お嬢様の不在 3
アリスが食堂で暴れた日、実家で何があったのか。
パチパチと火花が散り、ゴウゴウと音を立てて炎が渦を巻いている。
我が家が燃えているのを呆然と夫婦は見上げていた。
あっけにとられていると、見覚えのある眼鏡の青年がやってきて、巨大な水柱を魔法で作り出した。

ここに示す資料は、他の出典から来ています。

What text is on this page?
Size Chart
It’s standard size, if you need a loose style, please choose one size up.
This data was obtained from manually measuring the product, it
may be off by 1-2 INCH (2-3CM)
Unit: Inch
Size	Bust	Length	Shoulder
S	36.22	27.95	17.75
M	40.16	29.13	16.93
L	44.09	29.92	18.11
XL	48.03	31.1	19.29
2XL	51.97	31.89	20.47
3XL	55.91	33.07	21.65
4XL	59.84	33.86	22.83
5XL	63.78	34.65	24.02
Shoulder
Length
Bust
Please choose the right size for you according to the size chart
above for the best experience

余波で自分たちも流されそうになったところで夫婦は我に返る。
「けが人はいるか?」
眼鏡の青年がジャックという魔法使いだという事にようやく気が付いたティナは慌てて現実に目を向けた。
「何があったんですか?」
一仕事終えた充足感に浸っていたジャックは面倒くさそうに振り返ったが、冷静沈着なティナの様子にいささか拍子抜けしたようだ。
「一言で言えば放火だ。僕が近くにいてよかったな」
火災と水没という両極端な被害にあった家は見るも無残な状態だ。
「犯人は?」
「さぁ。運が良けりゃ見張りの人間が見ているかもな」
「そう……」
「お、奥様。家財道具を運び出しますので、指示をお願いいたします」
メイドがおそるおそる声をかけてくると、ティナは小さく頷いた。
「入っても大丈夫かしら」
「悪いが検分が先だ。それが終わったら水気を吹き飛ばしてやるから、掃除はその後だな」
吹き飛ばすという言葉に嫌な予感を感じたティナはまさかとおもいつつも問いかけた。
「……屋根が吹き飛んだりはしない?」
ティナにジト目で見られたジャックは言葉に詰まった。
屋敷を包む巨大な水柱を作るジャックなら、竜巻で家ごと吹き飛ばしてもおかしくない。
そのことに思い当たった他の人たちも探るような目をジャックに向ける。
「……ああ、大丈夫だ」
そう言いきったジャックの目が微かに泳いだのをティナは見逃さなかった。
これ以上のごたごたはごめんだと文句を言おうとしたティナだったが、背後から感じた異様な気配に口をつぐみ、振り返る。
「ふっ、ふふふ」
ジギルが笑い出した。
「あはははは、いったい誰だい、私の愛の巣をこんな風にしたのは」
陽気な口調に狂気を感じさせる。
「犯人を探し出して……生まれてきたことを後悔させてあげようかな、ふふふ」
明らかにヤバイ気配に周りの人間が凍り付く。
「は、早くしないと犯人が危険だわっ!」
久々に見たジギルのダークサイドモードにティナは戦々恐々となる。
「あなた達も七代祟られたくなかったら早く仕事にとりかかりなさいっ。私は頑張ってアレを落ち着かせるからっ」
「ああ、ティナ。犯人は必ず僕が見つけるから安心して」
ちっとも安心できない。
なんだかわからないけどジギルが怖いのでティナ以外の全員が一斉に仕事にとりかかるべく蜘蛛の子を散らすように走っていった。
「見つけたら、どうしてやろうかな?」
「わ、私がぶんなぐってぼっこぼこにするから貴方は何もしなくていいわ」
「そうかい?じゃあ、犯人を見つけたら君にプレゼントするよ。リボンの色は何色がいいかなぁ」
その思考回路もどうかと思うが、ティナは引きつり気味の笑顔をうかべた。
これでジギルが大人しくなってくれれば問題ない。
心の中で犯人の冥福をお祈りしておいた。
「さぁジャックさん、早く犯人の手がかりを教えてください」
初めて魔物を目の前にした時のように、ジャックは背筋にぞくりとしたものを感じた。
アリス不在のドット家ではこんな事がありました……。